Leaving the Khumbu after such a long and in depth integration into this place and these people was tough, and most definitely disheartening. Saying goodbye to my family was the toughest part of the process. Since being in Namche Bazar and the Khumbu, I had immediately felt that I was part of the family. From cooking dinners together to being invited to family celebrations, they had taken me in and leaving them, not knowing when I might return, left me in a forlorn spirit as I walked down the hill from Namche.
Crossing expansive suspension bridges streaming with prayer flags and Kata scarf’s over the Dodkossi River, and walking foggy trails amidst patches of sun and misting of rain, my spirits lifted. When I had walked this path before it had been a cold and wizened landscape. Now strolling through lush green pastures of Millet and Bokchoy with dense briers of rhododendrons, erupting in pink and white, it seemed like a different sweep.
After only a days wait in Lukla for good enough weather to fly out, (sometimes people wait for four or five days before plains are allowed to land) I caught my Twin Otter, Tara Airlines flight back to the hustle and bustle of Kathmandu. I met up with good friend Cory Richards who had taken leave from the Everest West Ridge climb because of unanticipated health complications. It was good to see him healthy and well, but it was a bummer to see him having to forfeit a climb he had so passionately prepared for emotionally and physically.

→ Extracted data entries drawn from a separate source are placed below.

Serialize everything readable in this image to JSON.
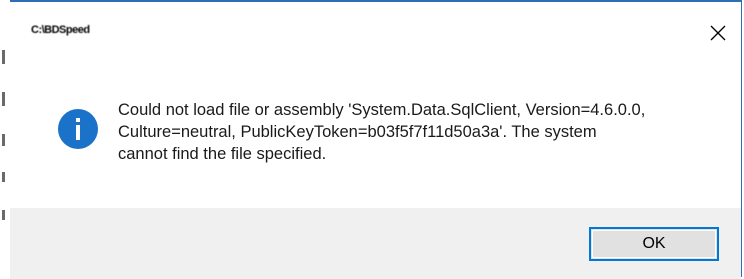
{
  "dialog": {
    "title": "C:\\BDSpeed",
    "close_icon": "close-icon",
    "message_icon": "info-icon",
    "message": "Could not load file or assembly 'System.Data.SqlClient, Version=4.6.0.0,\nCulture=neutral, PublicKeyToken=b03f5f7f11d50a3a'. The system\ncannot find the file specified.",
    "ok_label": "OK"
  },
  "colors": {
    "accent": "#0078d7",
    "border": "#2f6db5",
    "footer_bg": "#f0f0f0",
    "icon_blue": "#1a73c8"
  }
}
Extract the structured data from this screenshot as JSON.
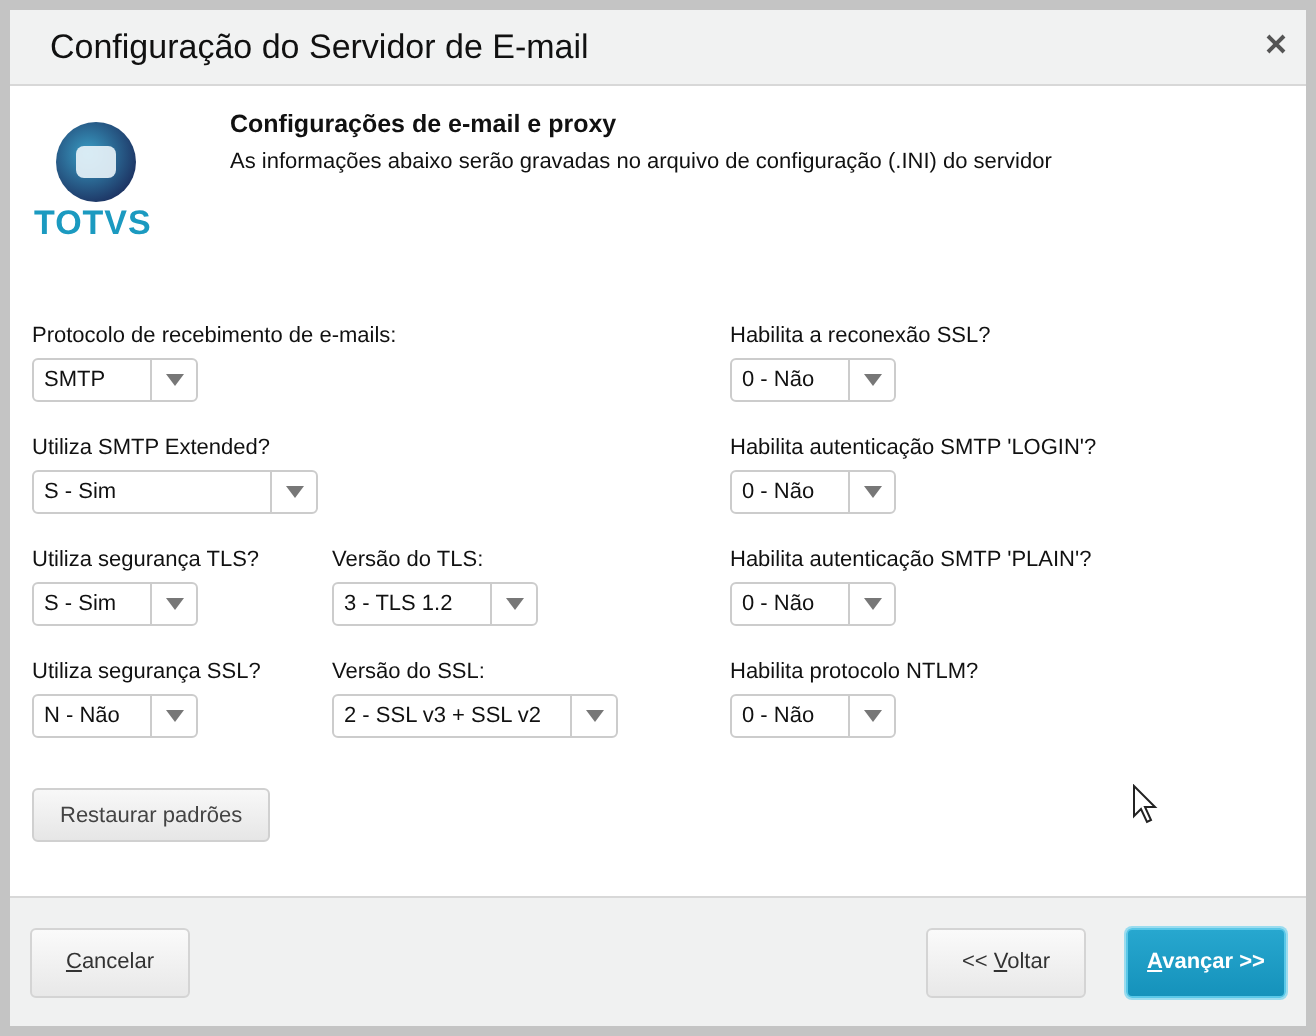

Jiban, our expedition organizer and professional headache manager, invited us out with him to his friend’s countryside house for a goat roast. The outskirts of Kathmandu contrast the dusty and crowded streets of the city with rich green pastures and rolling hills covered with lush forest. Sitting atop a hill in the middle of nowhere, we enjoyed beers and rich Nepali food cooked over a wood fire. It felt good to be back in the lowlands. Tomorrow beginning my work connecting with a handful of people for my project and the head of conservation for the Khumbu.